Jaime Alarc n Celis received his bachelor's degree in electrical and mechanical hotels in rome in trevi fountain area engineering and a master's degree in engineering from UPM, where he is currently completing his PhD. He also holds a master's degree in computer science hotels in rome in trevi fountain area from the Instituto Tecnol gico y de Estudios hotels in rome in trevi fountain area Superiores de Monterrey. He served as professor and head of the electronics and control department of Tecnol gico de Monterrey (Toluca Campus). His research interests hotels in rome in trevi fountain area are neural networks, parallelism, and real-time systems.
F lix Moreno is assistant professor of electronics engineering at the ETSII-UPM. He received his PhD in telecommunication engineering from UPM. He is coordinator of the Advanced hotels in rome in trevi fountain area Driver Assistance System for Urban Project Environments (ASISTENTUR) TRA2004-07441-C03-03/AUT, with the support of the Spanish Ministry of Science, under the National R D Plan, through which the work presented here has been developed. He has extensive experience in embedded system design for the automotive and aeronautical sectors. References: 1. Jaime Alarc n, Rub n Salvador, F lix Moreno, Ignacio L pez, A New Real-Time Hardware Architecture for Road Line Tracking Using a Particle Filter , Proceedings of the 32nd Annual Conference of the IEEE Industrial Electronics Society , IECON '06, pp. 736-741, 2006. 2. Michael Wolverton, Lee Brownston, BB1 v3.2 Manual , no.
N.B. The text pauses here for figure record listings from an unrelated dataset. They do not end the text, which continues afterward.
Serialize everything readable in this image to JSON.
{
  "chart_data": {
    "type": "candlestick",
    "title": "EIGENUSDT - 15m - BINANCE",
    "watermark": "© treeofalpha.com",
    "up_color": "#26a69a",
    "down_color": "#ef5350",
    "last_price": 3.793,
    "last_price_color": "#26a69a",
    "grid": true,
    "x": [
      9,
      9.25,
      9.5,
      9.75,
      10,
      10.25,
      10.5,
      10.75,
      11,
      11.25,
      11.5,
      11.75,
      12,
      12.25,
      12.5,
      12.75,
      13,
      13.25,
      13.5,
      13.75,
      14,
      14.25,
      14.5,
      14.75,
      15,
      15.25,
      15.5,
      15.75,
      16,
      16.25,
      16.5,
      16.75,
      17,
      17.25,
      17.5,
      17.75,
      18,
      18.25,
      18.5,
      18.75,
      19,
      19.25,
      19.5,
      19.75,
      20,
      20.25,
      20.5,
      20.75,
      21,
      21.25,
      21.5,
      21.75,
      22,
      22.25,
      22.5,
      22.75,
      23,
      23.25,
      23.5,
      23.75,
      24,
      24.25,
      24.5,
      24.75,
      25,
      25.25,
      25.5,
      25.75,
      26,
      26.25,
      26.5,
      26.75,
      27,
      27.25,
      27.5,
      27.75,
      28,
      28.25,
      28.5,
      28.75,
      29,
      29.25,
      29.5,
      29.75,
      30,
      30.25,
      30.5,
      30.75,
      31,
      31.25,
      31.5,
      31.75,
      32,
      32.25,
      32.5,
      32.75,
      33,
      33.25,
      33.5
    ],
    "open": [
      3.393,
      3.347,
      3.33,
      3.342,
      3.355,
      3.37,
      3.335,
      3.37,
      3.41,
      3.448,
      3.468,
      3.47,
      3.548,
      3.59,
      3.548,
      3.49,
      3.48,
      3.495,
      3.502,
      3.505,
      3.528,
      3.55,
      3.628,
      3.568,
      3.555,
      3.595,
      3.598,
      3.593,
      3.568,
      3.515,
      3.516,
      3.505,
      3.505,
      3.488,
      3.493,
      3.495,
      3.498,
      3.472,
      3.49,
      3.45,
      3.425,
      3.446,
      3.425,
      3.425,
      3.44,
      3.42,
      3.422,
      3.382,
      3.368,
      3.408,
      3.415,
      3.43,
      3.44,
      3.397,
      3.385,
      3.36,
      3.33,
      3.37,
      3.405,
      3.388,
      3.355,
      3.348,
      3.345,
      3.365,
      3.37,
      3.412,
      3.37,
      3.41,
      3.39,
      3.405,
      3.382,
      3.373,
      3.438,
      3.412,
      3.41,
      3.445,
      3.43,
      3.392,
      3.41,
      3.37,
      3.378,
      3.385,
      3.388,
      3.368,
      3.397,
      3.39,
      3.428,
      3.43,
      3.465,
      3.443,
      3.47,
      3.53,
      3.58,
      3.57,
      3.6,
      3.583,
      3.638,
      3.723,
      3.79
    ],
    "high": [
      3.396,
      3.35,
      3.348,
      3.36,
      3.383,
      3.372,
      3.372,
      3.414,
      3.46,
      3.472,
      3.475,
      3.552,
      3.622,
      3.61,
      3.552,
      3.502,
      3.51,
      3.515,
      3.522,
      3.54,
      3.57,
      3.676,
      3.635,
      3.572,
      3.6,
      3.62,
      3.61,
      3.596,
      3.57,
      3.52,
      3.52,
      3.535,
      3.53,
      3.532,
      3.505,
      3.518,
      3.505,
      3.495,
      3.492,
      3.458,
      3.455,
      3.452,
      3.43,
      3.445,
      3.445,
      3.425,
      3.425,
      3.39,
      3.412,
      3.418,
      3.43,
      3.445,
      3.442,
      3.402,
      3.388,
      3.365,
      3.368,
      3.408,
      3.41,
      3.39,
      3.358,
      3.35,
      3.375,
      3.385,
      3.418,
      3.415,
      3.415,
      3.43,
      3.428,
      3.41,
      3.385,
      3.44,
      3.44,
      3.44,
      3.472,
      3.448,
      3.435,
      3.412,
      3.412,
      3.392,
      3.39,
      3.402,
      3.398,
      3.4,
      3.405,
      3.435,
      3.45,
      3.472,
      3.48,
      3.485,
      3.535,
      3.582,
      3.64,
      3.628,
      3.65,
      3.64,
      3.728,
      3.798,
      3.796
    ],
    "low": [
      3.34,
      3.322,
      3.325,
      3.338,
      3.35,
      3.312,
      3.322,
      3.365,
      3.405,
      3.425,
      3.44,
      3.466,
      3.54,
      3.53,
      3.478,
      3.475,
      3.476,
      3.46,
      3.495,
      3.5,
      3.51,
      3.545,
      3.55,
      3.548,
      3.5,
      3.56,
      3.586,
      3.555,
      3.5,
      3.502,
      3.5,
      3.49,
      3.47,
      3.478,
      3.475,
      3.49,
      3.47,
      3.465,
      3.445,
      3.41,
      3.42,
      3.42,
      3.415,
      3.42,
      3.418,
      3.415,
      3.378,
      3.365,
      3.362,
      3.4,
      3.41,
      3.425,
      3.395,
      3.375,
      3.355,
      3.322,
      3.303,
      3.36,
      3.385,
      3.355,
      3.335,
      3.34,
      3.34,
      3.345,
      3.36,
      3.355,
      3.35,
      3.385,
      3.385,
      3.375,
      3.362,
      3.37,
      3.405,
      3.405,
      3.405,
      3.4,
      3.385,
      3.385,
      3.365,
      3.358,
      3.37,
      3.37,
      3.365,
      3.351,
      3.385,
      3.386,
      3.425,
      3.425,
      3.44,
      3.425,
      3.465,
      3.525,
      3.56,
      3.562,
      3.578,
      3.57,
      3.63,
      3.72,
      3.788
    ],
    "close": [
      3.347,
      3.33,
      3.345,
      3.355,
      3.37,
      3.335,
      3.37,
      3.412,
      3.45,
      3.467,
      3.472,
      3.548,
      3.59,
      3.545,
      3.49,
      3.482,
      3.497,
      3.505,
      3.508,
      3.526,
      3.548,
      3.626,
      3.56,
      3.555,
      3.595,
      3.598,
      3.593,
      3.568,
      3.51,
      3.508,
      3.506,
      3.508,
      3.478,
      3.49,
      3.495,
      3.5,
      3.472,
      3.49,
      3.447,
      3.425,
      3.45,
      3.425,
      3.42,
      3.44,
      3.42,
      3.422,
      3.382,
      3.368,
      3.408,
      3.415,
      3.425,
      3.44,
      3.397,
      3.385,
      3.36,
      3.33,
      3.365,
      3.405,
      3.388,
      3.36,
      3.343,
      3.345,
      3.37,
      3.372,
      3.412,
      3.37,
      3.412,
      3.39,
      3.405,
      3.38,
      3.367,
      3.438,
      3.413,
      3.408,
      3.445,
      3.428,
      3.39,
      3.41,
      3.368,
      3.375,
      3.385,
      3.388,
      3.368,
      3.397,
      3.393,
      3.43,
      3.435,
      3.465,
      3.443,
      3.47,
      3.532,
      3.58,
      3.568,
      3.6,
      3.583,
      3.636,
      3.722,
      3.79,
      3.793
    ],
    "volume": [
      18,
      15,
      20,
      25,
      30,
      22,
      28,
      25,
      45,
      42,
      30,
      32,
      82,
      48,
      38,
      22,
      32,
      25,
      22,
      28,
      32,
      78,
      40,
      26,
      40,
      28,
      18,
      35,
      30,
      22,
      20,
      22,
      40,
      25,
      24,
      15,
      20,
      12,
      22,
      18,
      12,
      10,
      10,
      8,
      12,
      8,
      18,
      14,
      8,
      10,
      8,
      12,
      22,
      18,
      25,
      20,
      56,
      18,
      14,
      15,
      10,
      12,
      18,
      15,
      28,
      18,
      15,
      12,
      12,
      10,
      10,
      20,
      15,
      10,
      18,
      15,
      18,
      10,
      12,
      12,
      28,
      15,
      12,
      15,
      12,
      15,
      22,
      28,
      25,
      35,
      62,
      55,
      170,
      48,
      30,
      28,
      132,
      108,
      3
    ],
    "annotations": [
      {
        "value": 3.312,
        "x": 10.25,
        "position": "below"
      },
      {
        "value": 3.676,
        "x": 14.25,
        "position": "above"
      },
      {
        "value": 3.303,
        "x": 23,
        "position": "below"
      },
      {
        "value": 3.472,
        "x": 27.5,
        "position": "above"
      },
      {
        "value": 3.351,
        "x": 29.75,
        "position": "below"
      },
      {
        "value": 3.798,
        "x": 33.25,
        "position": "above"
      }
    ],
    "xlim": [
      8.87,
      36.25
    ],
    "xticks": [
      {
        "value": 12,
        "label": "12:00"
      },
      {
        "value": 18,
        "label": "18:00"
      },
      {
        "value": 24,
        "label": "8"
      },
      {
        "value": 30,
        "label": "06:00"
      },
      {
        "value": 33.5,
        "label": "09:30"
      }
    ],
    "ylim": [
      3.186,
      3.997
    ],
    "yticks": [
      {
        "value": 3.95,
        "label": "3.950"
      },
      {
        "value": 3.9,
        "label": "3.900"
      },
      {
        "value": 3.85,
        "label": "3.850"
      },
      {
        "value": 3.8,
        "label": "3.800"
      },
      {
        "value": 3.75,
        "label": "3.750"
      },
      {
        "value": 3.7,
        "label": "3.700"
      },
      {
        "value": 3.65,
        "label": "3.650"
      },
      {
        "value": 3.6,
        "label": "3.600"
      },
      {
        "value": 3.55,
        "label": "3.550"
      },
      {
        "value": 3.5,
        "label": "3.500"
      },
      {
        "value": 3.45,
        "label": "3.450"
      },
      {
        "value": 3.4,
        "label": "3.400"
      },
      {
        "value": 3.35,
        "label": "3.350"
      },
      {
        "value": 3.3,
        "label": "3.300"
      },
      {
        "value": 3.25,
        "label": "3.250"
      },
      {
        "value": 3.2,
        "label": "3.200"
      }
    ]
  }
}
KSL 94-XXDept. of Computer Science, Stanford University, 1994. 3. B. Hayes-Roth, K. Pfleger, P. Lalanda, P. Morignot, M. Balabanovic, A Domain-Specific Software Architecture for Adaptive Intelligent Systems , IEEE Transactions on Software Engineering 21 (4), pp. 288-301, 1995. 4. Y. Taright, M. Hubin, FPGA implementation of a multilayer perceptron neural network using VHDL , Proceedings of the Fourth International Conference on Signal Processing. ICSP '98 2, pp. 1311-1314, 1998. 5. J. J. Blake, L. P. Maguire, T. M. McGinnity, L. J. McDaid, Using Xilinx FPGAs to implement hotels in rome in trevi fountain area neural networks and fuzzy systems , IEE Colloquium on Neural and Fuzzy Systems: Design, Hardware and Applications (Digest No: 1997/133), May 1997. 6. Yana E. Krasteva, Eduardo de la Torre, Teresa hotels in rome in trevi fountain area Riesgo, Partial Reconfiguration for Core Reallocation and Flexible Communications hotels in rome in trevi fountain area , Proceedings of Reconfigurable Communication-centric SoC (ReCoSoC) , July 2006.